Mutluluğun Sırrı Çözüldü
Mutluluğun resmini henüz yapamamış olabiliriz ama bilim insanlarınca mutluluğun sırrı çözüldü desek yanlış bir şey söylemiş olmayız. Mutlu olma konusu tarih boyunca pek çok farklı disiplinde çalışan insanın ilgi odağı olmuştur. Tabi bu kavramların soyut şeyleri tarif etmesi, ölçülebilir bir şey olmaması bilimsel olarak bu durumu ortaya koymayı zorlaştırıyor. Bu soru 1938 yılında Amerika’nın Boston şehrinde yaşayan bir grup araştırmacının aklına takıldı ve bu konuya cevap bulmak için bir araştırma dizayn ettiler. Şüphesiz çalışmayı kurguladıklarında bu kadar uzun soluklu bir araştırma olacağını tahmin edememişlerdi. Çalışmadan elde edilen veriler, araştırmanın yıllarca sürmesine hatta genişletilip yeni kişilerin eklenmesine neden oldu. Çalışmaya 250’i aşkın Harvard Üniversitesinde okuyan genç erkek ve 450’i aşkın da aynı şehirde ikamet eden gelir seviyesi düşük mahallelerde yaşayan benzer yaşlardaki kişiler katıldı. Araştırmacıların öngörüsü beklendiği üzere sosyoekonomik seviyesi yüksek üniversite okumuş kişilerin diğerlerinden daha mutlu olacağı şeklindeydi. Ancak sonuçlar bizi mutluluğun sırrı ile ilgili başka noktalara götürdü. Harvard Üniversitesinde okuyan gençlerle diğer grup arasında mutluluk açısından bir farklılık tespit edilmedi. Araştırma sonucunda mutlu olmayı belirleyen en önemli faktörün çevremizdekilerle olumlu, pozitif ilişkiler kurmak olduğu öğrenildi.
Çalışma sonuçları bize sadece mutlulukla ilgili bilgiler vermiyor, daha uzun yaşamanın sırlarından da bahsediyor. Daha uzun ömürlü kişilerin daha sağlıklı fiziksel özelliklere sahip olan kişiler değil de daha mutlu kişiler olduğu görülmüş araştırmanın sonucunda. Çevremizdekilerle olan iyi ilişkilere örnek vermek gerekirse en önemlisi ve en biriciği erken yaş döneminde annemizle olan ilişkimiz diyebiliriz. Bu ilişkinin kalitesi insan hayatı için çok çok önemli. Tüm diğer ilişkilerimizin prototipi( yani hep bunu temel alıp diğerlerini şekillendiriyoruz). Bunu diğer aile üyeleri, arkadaş, akraba ve içinde bulunduğumuz sosyal çevre takip ediyor.

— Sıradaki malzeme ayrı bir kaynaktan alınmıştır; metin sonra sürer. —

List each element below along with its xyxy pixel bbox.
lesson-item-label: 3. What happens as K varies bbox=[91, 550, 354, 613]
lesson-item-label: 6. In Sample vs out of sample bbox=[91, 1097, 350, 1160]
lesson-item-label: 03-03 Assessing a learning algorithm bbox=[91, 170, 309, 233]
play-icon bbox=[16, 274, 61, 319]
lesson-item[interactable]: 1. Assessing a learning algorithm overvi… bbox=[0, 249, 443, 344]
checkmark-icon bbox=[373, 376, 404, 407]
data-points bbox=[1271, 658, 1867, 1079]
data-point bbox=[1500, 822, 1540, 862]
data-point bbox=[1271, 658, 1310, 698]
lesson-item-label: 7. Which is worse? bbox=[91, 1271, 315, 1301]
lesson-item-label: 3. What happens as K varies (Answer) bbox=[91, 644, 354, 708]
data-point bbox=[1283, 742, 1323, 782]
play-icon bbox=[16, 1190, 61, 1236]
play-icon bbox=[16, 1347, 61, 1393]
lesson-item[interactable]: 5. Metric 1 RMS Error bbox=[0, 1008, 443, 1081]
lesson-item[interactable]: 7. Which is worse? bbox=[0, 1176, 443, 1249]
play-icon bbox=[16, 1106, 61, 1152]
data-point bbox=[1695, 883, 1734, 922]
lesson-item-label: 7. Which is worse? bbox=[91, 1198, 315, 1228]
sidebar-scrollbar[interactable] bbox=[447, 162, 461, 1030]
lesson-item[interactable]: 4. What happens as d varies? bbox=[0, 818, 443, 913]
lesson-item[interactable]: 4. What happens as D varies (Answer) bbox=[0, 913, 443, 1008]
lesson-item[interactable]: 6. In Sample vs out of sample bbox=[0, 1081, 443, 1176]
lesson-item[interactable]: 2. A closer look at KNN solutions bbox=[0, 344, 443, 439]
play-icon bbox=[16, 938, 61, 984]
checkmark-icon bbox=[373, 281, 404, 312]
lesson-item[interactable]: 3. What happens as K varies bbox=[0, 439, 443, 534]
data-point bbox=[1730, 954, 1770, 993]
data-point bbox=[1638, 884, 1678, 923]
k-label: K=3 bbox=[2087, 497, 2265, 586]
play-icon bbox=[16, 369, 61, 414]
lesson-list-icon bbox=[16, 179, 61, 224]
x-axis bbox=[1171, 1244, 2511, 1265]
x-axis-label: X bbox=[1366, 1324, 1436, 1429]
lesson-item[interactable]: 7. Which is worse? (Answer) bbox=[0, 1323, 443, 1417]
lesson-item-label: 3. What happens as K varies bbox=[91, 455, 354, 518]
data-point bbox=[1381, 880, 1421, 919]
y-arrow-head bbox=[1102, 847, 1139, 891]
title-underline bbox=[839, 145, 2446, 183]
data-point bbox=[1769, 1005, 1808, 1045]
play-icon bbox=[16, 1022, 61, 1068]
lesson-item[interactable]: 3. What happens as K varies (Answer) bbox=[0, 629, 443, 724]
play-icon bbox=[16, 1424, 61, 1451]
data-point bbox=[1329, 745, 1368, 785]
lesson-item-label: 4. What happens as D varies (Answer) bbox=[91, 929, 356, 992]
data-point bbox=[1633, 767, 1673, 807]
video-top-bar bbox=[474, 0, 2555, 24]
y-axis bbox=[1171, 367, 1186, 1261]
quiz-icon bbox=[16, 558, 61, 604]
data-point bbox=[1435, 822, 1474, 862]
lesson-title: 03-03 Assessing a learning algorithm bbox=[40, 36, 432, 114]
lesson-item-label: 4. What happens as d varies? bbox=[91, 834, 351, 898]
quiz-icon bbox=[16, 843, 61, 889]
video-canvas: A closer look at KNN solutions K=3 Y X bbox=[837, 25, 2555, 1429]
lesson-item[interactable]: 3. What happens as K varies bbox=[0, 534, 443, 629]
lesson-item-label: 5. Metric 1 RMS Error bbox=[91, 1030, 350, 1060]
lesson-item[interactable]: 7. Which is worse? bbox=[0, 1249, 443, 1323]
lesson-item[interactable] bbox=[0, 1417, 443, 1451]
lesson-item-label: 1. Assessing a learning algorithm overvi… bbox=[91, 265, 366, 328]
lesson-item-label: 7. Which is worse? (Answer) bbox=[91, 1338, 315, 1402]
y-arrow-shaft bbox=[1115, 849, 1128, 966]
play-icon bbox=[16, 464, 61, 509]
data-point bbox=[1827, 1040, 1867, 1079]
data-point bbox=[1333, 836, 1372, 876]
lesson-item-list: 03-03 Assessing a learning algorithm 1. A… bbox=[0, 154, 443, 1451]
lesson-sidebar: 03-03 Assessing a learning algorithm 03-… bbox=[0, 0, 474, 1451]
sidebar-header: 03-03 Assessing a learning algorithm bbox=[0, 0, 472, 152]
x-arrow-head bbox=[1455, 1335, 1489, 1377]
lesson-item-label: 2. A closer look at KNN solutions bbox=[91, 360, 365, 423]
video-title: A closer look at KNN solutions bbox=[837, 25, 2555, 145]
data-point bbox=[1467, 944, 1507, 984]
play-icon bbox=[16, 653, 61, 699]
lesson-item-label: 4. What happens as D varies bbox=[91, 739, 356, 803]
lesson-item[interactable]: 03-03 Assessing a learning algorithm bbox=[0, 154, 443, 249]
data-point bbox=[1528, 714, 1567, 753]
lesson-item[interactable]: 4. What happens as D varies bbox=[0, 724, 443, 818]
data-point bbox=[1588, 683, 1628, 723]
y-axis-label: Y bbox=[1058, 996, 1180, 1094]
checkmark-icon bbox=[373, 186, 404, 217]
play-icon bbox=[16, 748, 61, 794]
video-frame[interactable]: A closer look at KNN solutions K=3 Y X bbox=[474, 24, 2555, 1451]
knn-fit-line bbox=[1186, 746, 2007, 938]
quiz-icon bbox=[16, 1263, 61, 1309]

Araştırma bize başarılı olmanın da nelere bağlı olduğunu gösteriyor. Sosyal ve ekonomik yönden başarılı olmakla zeka katsayısı arasında bir ilişki tespit edilemedi. Yani daha zeki olmak daha başarılı olmayı getirmiyor. Sosyal ve ekonomik yönden başarılı olan kişilerin erken yaşlarda anneleriyle olumlu ilişkiler kurduğu gösterilmiştir.
Araştırmacılar çalışmayı ‘’ Mutluluk sevgidir, nokta” şeklinde özetliyor. Bu çok değerli bilimsel veriyi biran önce hayatımıza yansıtmanın tam zamanı, belki buna en yakınlarımızdan başlamak en uygun olanıdır.